Um paciente do sexo masculino de 72 anos de idade sofreu um grave traumatismo cerebral devido a um acidente de viação, apresentando à admissão uma pontuação de 8 na Escala de Coma de Glasgow. Clinicamente, estava associado a traumas torácicos e pélvicos graves que exigiam intubação orotraqueal e drenagem torácica. O TAC cranial mostrou hemorragia intraventricular e uma ligeira hemorragia frontoparietal subaracnoidea direita, que evoluiu como higromas subdurais. Não se registaram lesões na fossa posterior. O TAC facial mostrou uma fractura múltipla da massa facial incluindo o telhado e a parede medial da órbita esquerda.
Quando o paciente deixou a UCI e estava clinicamente estável, o estudo oftalmológico revelou um VA de 0,7 em ambos os olhos. A biomicroscopia mostrou uma facosclerose moderada, sem outras anomalias. A Funduscopia revelou fibras nervosas mielinizadas em ambos os olhos, papilas normais e sem anomalias nos pólos posteriores ou lesões periféricas. O estudo da motilidade ocular intrínseca revelou anisocoria com midríase no olho esquerdo. A motilidade extrínseca mostrou paralisia completa tanto dos nervos raptados como do motor ocular comum esquerdo (incluindo a ptose). Clinicamente manifestava-se com torcicolo, bem como diplopia em todas as posições, o que era incapacitante.

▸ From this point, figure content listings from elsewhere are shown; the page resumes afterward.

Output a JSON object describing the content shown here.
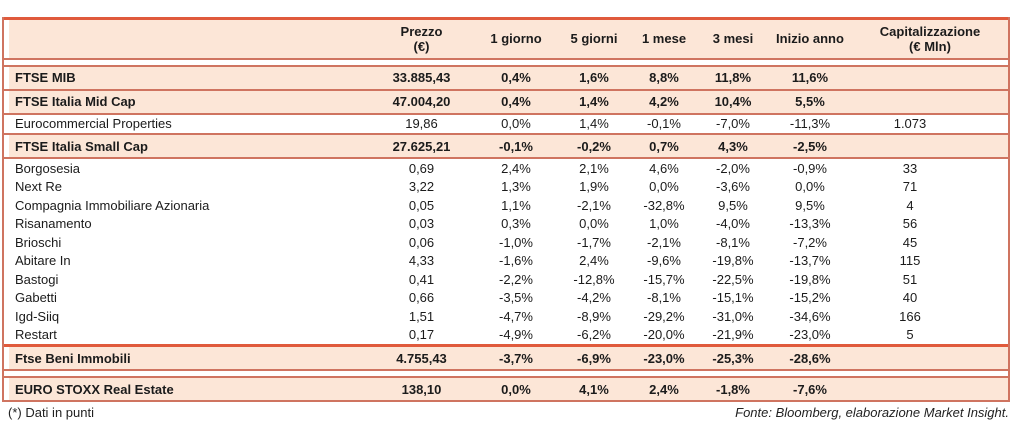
{
  "table": {
    "columns": [
      {
        "label": "",
        "sub": ""
      },
      {
        "label": "Prezzo",
        "sub": "(€)"
      },
      {
        "label": "1 giorno",
        "sub": ""
      },
      {
        "label": "5 giorni",
        "sub": ""
      },
      {
        "label": "1 mese",
        "sub": ""
      },
      {
        "label": "3 mesi",
        "sub": ""
      },
      {
        "label": "Inizio anno",
        "sub": ""
      },
      {
        "label": "Capitalizzazione",
        "sub": "(€ Mln)"
      }
    ],
    "rows": [
      {
        "name": "FTSE MIB",
        "kind": "index",
        "prezzo": "33.885,43",
        "d1": "0,4%",
        "d5": "1,6%",
        "m1": "8,8%",
        "m3": "11,8%",
        "ytd": "11,6%",
        "cap": ""
      },
      {
        "name": "FTSE Italia Mid Cap",
        "kind": "index",
        "prezzo": "47.004,20",
        "d1": "0,4%",
        "d5": "1,4%",
        "m1": "4,2%",
        "m3": "10,4%",
        "ytd": "5,5%",
        "cap": ""
      },
      {
        "name": "Eurocommercial Properties",
        "kind": "stock",
        "prezzo": "19,86",
        "d1": "0,0%",
        "d5": "1,4%",
        "m1": "-0,1%",
        "m3": "-7,0%",
        "ytd": "-11,3%",
        "cap": "1.073"
      },
      {
        "name": "FTSE Italia Small Cap",
        "kind": "index",
        "prezzo": "27.625,21",
        "d1": "-0,1%",
        "d5": "-0,2%",
        "m1": "0,7%",
        "m3": "4,3%",
        "ytd": "-2,5%",
        "cap": ""
      },
      {
        "name": "Borgosesia",
        "kind": "stock",
        "prezzo": "0,69",
        "d1": "2,4%",
        "d5": "2,1%",
        "m1": "4,6%",
        "m3": "-2,0%",
        "ytd": "-0,9%",
        "cap": "33"
      },
      {
        "name": "Next Re",
        "kind": "stock",
        "prezzo": "3,22",
        "d1": "1,3%",
        "d5": "1,9%",
        "m1": "0,0%",
        "m3": "-3,6%",
        "ytd": "0,0%",
        "cap": "71"
      },
      {
        "name": "Compagnia Immobiliare Azionaria",
        "kind": "stock",
        "prezzo": "0,05",
        "d1": "1,1%",
        "d5": "-2,1%",
        "m1": "-32,8%",
        "m3": "9,5%",
        "ytd": "9,5%",
        "cap": "4"
      },
      {
        "name": "Risanamento",
        "kind": "stock",
        "prezzo": "0,03",
        "d1": "0,3%",
        "d5": "0,0%",
        "m1": "1,0%",
        "m3": "-4,0%",
        "ytd": "-13,3%",
        "cap": "56"
      },
      {
        "name": "Brioschi",
        "kind": "stock",
        "prezzo": "0,06",
        "d1": "-1,0%",
        "d5": "-1,7%",
        "m1": "-2,1%",
        "m3": "-8,1%",
        "ytd": "-7,2%",
        "cap": "45"
      },
      {
        "name": "Abitare In",
        "kind": "stock",
        "prezzo": "4,33",
        "d1": "-1,6%",
        "d5": "2,4%",
        "m1": "-9,6%",
        "m3": "-19,8%",
        "ytd": "-13,7%",
        "cap": "115"
      },
      {
        "name": "Bastogi",
        "kind": "stock",
        "prezzo": "0,41",
        "d1": "-2,2%",
        "d5": "-12,8%",
        "m1": "-15,7%",
        "m3": "-22,5%",
        "ytd": "-19,8%",
        "cap": "51"
      },
      {
        "name": "Gabetti",
        "kind": "stock",
        "prezzo": "0,66",
        "d1": "-3,5%",
        "d5": "-4,2%",
        "m1": "-8,1%",
        "m3": "-15,1%",
        "ytd": "-15,2%",
        "cap": "40"
      },
      {
        "name": "Igd-Siiq",
        "kind": "stock",
        "prezzo": "1,51",
        "d1": "-4,7%",
        "d5": "-8,9%",
        "m1": "-29,2%",
        "m3": "-31,0%",
        "ytd": "-34,6%",
        "cap": "166"
      },
      {
        "name": "Restart",
        "kind": "stock",
        "prezzo": "0,17",
        "d1": "-4,9%",
        "d5": "-6,2%",
        "m1": "-20,0%",
        "m3": "-21,9%",
        "ytd": "-23,0%",
        "cap": "5"
      },
      {
        "name": "Ftse Beni Immobili",
        "kind": "index",
        "prezzo": "4.755,43",
        "d1": "-3,7%",
        "d5": "-6,9%",
        "m1": "-23,0%",
        "m3": "-25,3%",
        "ytd": "-28,6%",
        "cap": ""
      },
      {
        "name": "EURO STOXX Real Estate",
        "kind": "index",
        "prezzo": "138,10",
        "d1": "0,0%",
        "d5": "4,1%",
        "m1": "2,4%",
        "m3": "-1,8%",
        "ytd": "-7,6%",
        "cap": ""
      }
    ]
  },
  "footnotes": {
    "left": "(*) Dati in punti",
    "right": "Fonte: Bloomberg, elaborazione Market Insight."
  },
  "colors": {
    "row_highlight": "#fce6d7",
    "rule_thin": "#cf7460",
    "rule_thick": "#e05a3c",
    "text": "#1b1b1b"
  }
}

Uma vez que nenhuma das lesões descritas justificava radiologicamente os achados clínicos, nem eram passíveis de tratamento cirúrgico, foi decidido completar o estudo por meio de uma RM craniana a fim de encontrar uma explicação fisiopatológica para os achados clínicos. Este exame revelou a existência de petéquias subcorticais e lesões focais do corpo caloso, todas compatíveis com o diagnóstico de danos axonais difusos. Não foram encontradas lesões estruturais no tronco encefálico.
Após quatro meses de evolução, o paciente apresentou uma paralisia combinada que não tinha melhorado clinicamente. Como procedimento terapêutico, a toxina botulínica (5 IU Botox) foi injectada em ambos os rectos mediais. A melhoria clínica foi mantida durante três meses, após o que os sintomas reapareceram.